From: | "osumi(dot)takamichi(at)fujitsu(dot)com" <osumi(dot)takamichi(at)fujitsu(dot)com> |
---|---|
To: | 'Greg Nancarrow' <gregn4422(at)gmail(dot)com> |
Cc: | Masahiko Sawada <sawada(dot)mshk(at)gmail(dot)com>, Amit Kapila <amit(dot)kapila16(at)gmail(dot)com>, "houzj(dot)fnst(at)fujitsu(dot)com" <houzj(dot)fnst(at)fujitsu(dot)com>, "pgsql-hackers(at)lists(dot)postgresql(dot)org" <pgsql-hackers(at)lists(dot)postgresql(dot)org> |
Subject: | RE: Failed transaction statistics to measure the logical replication progress |
Date: | 2021-11-05 08:11:38 |
Message-ID: | TYCPR01MB8373DC922E549FF3F031E9DAED8E9@TYCPR01MB8373.jpnprd01.prod.outlook.com |
Views: | Raw Message | Whole Thread | Download mbox | Resend email |
Thread: | |
Lists: | pgsql-hackers |
On Thursday, November 4, 2021 9:54 AM Greg Nancarrow <gregn4422(at)gmail(dot)com> wrote:
> On Tue, Nov 2, 2021 at 12:18 AM osumi(dot)takamichi(at)fujitsu(dot)com
> <osumi(dot)takamichi(at)fujitsu(dot)com> wrote:
> >
> > On Thursday, October 28, 2021 11:19 PM I wrote:
> > > I've created a new patch that extends pg_stat_subscription_workers
> > > to include other transaction statistics.
> > >
> > > Note that this patch depends on v18 patch-set in [1]...
> > Rebased based on the v19 in [1].
> > Also, fixed documentation a little and made tests tidy.
> > FYI, the newly included TAP test(027_worker_xact_stats.pl) is stable
> > because I checked that 100 times of its execution in a tight loop all passed.
> >
>
> I have done some basic testing of the patch and have some initial review
> comments:
Thanks for your review !
> (1) I think this patch needs to be in "git format-patch" format, with a proper
> commit message that describes the purpose of the patch and the functionality
> it adds, and any high-level design points (something like the overview given in
> the initial post, and accounting for the subsequent discussion points and
> updated functionality).
Fixed.
> (2) doc/src/sgml/monitoring.sgml
> There are some grammatical issues in the current description. I suggest
> changing it to something like:
> BEFORE:
> + <entry>At least one row per subscription, showing about
> transaction statistics and error summary that
> AFTER:
> + <entry>At least one row per subscription, showing transaction
> statistics and information about errors that
Fixed.
> (2) doc/src/sgml/monitoring.sgml
> The current description seems a little confusing.
> Per subscription, it shows the transaction statistics and any last error info from
> tablesync/apply workers?
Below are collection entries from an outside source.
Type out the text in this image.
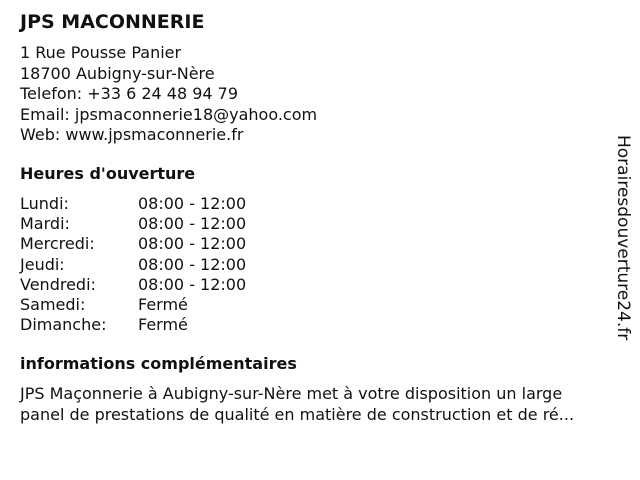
JPS MACONNERIE
1 Rue Pousse Panier
18700 Aubigny-sur-Nère
Telefon: +33 6 24 48 94 79
Email: jpsmaconnerie18@yahoo.com
Web: www.jpsmaconnerie.fr
Heures d'ouverture
Lundi:	08:00 - 12:00
Mardi:	08:00 - 12:00
Mercredi:	08:00 - 12:00
Jeudi:	08:00 - 12:00
Vendredi:	08:00 - 12:00
Samedi:	Fermé
Dimanche:	Fermé
informations complémentaires
JPS Maçonnerie à Aubigny-sur-Nère met à votre disposition un large
panel de prestations de qualité en matière de construction et de ré...
Horairesdouverture24.fr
If this is the case, I'd suggest the following change:
>
> BEFORE:
> + one row per subscription for transaction statistics and summary of the
> last
> + error reported by workers applying logical replication changes and
> workers
> + handling the initial data copy of the subscribed tables.
> AFTER:
> + one row per subscription, showing corresponding transaction statistics
> and
> + information about the last error reported by workers applying
> logical replication
> + changes or by workers handling the initial data copy of the
> subscribed tables.
Fixed.
> (3) xact_commit
> I think that the "xact_commit" column should be named "xact_commit_count"
> or "xact_commits".
> Similarly, I think "xact_error" should be named "xact_error_count" or
> "xact_errors", and "xact_aborts" should be named "xact_abort_count" or
> "xact_aborts".
I prefered *_count. Renamed.
> (4) xact_commit_bytes
>
> + Amount of transactions data successfully applied in this subscription.
> + Consumed memory for xact_commit is displayed.
>
> I find this description a bit confusing. "Consumed memory for xact_commit"
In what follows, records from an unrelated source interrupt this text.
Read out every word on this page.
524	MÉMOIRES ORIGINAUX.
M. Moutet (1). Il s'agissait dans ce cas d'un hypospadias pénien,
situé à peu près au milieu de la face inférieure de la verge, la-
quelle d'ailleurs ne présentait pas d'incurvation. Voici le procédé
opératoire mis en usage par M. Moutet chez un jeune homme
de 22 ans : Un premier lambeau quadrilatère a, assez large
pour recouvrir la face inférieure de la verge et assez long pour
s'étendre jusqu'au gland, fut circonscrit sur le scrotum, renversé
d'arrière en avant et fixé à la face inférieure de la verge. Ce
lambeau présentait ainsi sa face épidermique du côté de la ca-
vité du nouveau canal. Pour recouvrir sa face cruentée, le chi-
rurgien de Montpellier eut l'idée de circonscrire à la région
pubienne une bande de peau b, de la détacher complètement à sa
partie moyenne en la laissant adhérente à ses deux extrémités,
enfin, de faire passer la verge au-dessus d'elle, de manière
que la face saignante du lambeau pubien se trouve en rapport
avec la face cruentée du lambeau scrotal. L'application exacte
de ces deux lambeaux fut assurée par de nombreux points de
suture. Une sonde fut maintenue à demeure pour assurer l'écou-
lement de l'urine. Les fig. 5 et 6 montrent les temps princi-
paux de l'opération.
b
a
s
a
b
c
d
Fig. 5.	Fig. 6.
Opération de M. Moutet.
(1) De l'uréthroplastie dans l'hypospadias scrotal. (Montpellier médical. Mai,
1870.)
> seems different to "transactions data".
> Could the description be something like: Amount of data (in bytes) successfully
> applied in this subscription, across "xact_commit_count"
> transactions.
Fixed.
> (5)
> I'd suggest some minor rewording for the following:
>
> BEFORE:
> + Number of transactions failed to be applied and caught by table
> + sync worker or main apply worker in this subscription.
> AFTER:
> + Number of transactions that failed to be applied by the table
> + sync worker or main apply worker in this subscription.
Fixed.
> (6) xact_error_bytes
> Again, it's a little confusing referring to "consumed memory" here.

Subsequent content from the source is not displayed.